Optimal Timing of Cholecystectomy in Pediatric Acute Biliary Pancreatitis: A Prospective Comparative Analysis of Early Versus Deferred Surgical Intervention
DOI:
https://doi.org/10.65420/sjphrt.v2i2.120Keywords:
Acute Biliary Pancreatitis, Cholecystectomy Timing, Pediatric Surgery, Recurrent Pancreatitis, Healthcare Utilization, Surgical Access, Iraq, Health System Barriers, Laparoscopic Cholecystectomy, SDG 3Abstract
Background: Acute biliary pancreatitis (ABP) is a clinically important and rising disease in the pediatric and adolescent age group, especially in low- and middle-income countries experiencing epidemiological changes in biliary disease. The most common etiological mechanism is cholelithiasis-mediated pancreatic ductal obstruction. Although the use of international guidelines in promoting early definitive surgical intervention has been a constant agenda, in resource constrained systems like the public health infrastructure in Iraq, application has remained patchy because of multifactorial structural and logistical impediments.
Purpose: To determine the difference in the 90-day pancreatitis recurrence and cumulative healthcare resource use between pediatric patients (aged 6–18 years) with mild-to-moderate ABP who underwent early cholecystectomy (≤72 hours of diagnosis) and those with deferred surgery (>6 weeks post-discharge).
Methods: It was a prospective observational cohort study carried out at Al-Zahra Teaching Hospital, Wasit, Iraq (January 2021 September 2024). Patients meeting the Revised Atlanta Classification criteria of mild-to-moderate ABP were divided into an early cohort (Group E: n = 58) or a deferred cohort (Group D: n = 54). The most important endpoint was 90-day recurrent pancreatitis; others were cumulative inpatient days, 30-day readmission, postoperative complication per Clavien-Dindo grading, and systematic characterization of delay determinants.

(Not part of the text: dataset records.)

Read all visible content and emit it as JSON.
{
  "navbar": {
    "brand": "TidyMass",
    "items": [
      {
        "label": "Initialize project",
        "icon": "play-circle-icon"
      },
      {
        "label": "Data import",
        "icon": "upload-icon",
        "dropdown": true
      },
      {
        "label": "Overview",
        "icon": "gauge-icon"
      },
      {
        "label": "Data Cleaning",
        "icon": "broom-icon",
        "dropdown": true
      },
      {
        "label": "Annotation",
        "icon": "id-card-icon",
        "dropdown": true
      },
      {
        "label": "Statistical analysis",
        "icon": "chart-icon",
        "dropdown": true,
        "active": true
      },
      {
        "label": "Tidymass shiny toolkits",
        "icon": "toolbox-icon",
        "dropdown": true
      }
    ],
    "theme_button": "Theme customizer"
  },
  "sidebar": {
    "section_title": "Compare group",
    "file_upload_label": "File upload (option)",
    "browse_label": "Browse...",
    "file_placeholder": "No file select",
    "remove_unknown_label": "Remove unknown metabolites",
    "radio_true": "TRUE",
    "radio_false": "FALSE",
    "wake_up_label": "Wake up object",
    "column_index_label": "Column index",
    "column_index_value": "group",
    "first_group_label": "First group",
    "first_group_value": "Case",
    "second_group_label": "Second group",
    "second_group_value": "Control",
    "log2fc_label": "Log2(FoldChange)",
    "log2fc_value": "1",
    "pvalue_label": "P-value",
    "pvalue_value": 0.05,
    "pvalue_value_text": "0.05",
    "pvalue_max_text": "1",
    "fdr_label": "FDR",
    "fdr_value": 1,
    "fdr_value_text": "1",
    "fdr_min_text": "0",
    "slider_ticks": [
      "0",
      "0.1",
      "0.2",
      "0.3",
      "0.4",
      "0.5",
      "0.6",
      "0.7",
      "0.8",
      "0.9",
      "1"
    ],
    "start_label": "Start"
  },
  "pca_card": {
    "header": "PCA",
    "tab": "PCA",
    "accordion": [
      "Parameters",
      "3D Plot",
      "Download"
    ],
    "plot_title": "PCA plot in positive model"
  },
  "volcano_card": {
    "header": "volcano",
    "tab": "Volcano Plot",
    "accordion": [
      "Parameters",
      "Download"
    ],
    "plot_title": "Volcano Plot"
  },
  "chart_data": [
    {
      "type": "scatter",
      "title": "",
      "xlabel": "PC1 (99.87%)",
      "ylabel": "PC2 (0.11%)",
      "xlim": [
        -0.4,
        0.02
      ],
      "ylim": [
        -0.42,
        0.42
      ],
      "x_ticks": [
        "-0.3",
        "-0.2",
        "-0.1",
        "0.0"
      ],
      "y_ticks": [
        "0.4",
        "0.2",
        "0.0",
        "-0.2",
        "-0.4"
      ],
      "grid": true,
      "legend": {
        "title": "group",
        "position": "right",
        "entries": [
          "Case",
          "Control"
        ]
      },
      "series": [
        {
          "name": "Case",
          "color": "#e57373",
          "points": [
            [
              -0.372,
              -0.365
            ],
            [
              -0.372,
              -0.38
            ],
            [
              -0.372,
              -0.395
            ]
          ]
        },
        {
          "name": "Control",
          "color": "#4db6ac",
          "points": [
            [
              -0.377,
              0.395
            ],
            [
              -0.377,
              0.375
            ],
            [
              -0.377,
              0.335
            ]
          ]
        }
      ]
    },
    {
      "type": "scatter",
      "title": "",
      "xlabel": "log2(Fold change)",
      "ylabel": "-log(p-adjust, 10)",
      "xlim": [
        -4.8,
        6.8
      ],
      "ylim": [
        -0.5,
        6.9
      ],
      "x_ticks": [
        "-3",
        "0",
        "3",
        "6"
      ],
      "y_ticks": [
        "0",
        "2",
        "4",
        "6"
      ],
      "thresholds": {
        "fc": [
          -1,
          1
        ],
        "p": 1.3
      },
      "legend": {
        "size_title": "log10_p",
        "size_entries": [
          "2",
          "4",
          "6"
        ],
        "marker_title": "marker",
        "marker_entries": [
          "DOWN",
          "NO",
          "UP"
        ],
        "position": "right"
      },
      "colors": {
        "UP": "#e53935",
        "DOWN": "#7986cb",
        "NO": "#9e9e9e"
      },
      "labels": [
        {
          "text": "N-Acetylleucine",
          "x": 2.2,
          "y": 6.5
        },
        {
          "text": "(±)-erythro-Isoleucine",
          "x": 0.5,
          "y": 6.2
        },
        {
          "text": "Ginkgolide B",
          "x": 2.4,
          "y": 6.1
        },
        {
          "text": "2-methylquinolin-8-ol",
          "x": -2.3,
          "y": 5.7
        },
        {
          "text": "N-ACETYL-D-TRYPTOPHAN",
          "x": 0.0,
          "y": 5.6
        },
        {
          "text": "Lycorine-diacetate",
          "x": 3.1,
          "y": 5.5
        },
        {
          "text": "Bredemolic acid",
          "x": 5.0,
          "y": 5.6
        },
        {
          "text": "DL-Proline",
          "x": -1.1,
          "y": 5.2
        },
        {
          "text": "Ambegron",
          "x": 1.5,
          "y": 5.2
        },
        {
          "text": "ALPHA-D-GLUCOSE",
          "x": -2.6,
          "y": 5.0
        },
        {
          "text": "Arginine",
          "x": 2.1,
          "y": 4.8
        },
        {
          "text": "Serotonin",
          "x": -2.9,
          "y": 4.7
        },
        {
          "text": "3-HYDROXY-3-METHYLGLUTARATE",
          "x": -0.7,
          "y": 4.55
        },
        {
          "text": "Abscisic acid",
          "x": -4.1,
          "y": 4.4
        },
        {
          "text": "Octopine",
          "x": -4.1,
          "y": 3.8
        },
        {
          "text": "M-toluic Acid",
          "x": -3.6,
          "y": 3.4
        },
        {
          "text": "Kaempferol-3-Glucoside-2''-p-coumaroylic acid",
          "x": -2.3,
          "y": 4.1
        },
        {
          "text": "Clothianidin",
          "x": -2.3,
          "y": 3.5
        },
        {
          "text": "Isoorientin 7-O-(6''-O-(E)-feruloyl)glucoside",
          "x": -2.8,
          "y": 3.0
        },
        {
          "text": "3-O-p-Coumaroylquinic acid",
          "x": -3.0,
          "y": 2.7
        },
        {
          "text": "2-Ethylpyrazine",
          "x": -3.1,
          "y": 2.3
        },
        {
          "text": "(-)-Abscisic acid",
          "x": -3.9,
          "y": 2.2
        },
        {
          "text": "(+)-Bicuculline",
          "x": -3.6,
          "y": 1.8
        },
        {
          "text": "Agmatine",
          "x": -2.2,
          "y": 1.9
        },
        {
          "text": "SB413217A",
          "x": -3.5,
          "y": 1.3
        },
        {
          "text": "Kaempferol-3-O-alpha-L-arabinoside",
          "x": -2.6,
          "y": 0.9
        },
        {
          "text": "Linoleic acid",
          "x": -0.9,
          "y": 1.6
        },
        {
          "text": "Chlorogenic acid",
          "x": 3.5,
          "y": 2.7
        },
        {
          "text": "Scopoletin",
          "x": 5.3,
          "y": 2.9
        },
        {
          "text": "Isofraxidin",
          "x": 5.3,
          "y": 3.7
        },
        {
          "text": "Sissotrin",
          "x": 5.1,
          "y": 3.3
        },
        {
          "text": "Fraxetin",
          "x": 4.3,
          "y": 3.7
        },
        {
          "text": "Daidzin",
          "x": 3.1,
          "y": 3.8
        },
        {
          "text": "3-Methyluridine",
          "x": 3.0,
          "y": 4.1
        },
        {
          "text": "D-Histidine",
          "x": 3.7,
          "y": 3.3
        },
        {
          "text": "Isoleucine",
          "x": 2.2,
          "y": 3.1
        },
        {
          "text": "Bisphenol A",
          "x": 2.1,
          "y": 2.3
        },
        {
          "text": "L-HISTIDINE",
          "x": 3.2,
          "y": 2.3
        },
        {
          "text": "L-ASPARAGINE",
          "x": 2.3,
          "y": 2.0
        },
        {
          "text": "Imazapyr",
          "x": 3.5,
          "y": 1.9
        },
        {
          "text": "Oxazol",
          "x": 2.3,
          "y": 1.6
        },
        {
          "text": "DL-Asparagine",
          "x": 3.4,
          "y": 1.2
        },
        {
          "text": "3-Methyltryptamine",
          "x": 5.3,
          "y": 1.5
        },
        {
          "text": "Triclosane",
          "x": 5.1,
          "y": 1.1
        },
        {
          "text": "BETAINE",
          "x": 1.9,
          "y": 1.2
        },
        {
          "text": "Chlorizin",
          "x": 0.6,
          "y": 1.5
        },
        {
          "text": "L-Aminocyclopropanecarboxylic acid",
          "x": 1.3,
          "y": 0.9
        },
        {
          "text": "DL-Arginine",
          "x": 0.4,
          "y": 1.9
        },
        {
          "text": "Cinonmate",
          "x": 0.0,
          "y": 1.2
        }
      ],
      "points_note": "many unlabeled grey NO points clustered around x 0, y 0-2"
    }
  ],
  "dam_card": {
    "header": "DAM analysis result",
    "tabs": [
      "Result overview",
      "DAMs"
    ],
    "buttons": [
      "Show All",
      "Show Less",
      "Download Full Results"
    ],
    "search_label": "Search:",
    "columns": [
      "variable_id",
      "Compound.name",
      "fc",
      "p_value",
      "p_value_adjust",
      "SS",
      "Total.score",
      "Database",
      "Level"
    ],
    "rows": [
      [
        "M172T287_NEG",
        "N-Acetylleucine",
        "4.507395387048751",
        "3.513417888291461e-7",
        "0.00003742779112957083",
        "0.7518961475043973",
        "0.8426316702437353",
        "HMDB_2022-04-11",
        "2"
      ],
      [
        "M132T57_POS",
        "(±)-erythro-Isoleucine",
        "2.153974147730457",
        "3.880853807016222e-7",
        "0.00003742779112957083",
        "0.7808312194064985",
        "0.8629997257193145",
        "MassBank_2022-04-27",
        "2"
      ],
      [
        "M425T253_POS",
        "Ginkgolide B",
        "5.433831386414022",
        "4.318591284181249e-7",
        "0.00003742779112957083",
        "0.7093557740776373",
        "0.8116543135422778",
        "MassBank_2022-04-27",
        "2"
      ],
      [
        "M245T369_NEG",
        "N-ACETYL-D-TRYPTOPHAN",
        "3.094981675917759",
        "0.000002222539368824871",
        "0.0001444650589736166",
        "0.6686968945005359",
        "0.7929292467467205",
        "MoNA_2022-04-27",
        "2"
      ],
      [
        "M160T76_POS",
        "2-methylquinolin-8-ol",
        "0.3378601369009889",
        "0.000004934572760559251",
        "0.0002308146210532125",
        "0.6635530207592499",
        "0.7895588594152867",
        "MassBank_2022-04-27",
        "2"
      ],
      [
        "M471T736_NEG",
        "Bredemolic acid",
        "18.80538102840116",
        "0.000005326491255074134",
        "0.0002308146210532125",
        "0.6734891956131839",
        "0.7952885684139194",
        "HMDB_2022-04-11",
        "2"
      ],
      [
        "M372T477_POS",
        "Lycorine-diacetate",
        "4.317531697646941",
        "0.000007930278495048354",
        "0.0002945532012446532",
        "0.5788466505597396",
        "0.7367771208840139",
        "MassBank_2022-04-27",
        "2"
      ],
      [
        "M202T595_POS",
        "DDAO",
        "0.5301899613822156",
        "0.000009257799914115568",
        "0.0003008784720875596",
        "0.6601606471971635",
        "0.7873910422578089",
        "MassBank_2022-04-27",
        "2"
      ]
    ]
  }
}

Results Recurrent pancreatitis was found in 3.4% of Group E and 24.1% of Group D (p < 0.001), with an absolute risk reduction of 20.7 percentage points and a number-needed-to-treat of five. Although the initial picture showed a slightly prolonged stay in Group E (4.2 vs. 3.1 days; p = 0.012), the total inpatient burden at 90 days was significantly less (5.3 vs. 8.9 days; p < 0.001). The profiles of perioperative complications were similar (1.7% vs. 3.7%; p = 0.59). Multivariable analysis established that early cholecystectomy is an independent protective factor (aOR = 0.11; 95% CI: 0.02-0.54; p =0.007). Health system-level factors accounted for 74% of all procedural delays.
Conclusion: The early cholecystectomy within 72 hours of ABP diagnosis offers significant clinical and economic advantages in children in the Iraqi tertiary public hospital without increasing perioperative complication risk. To scale this approach, it is necessary to have targeted structural reforms in the health system, which is in keeping with Sustainable Development Goal 3.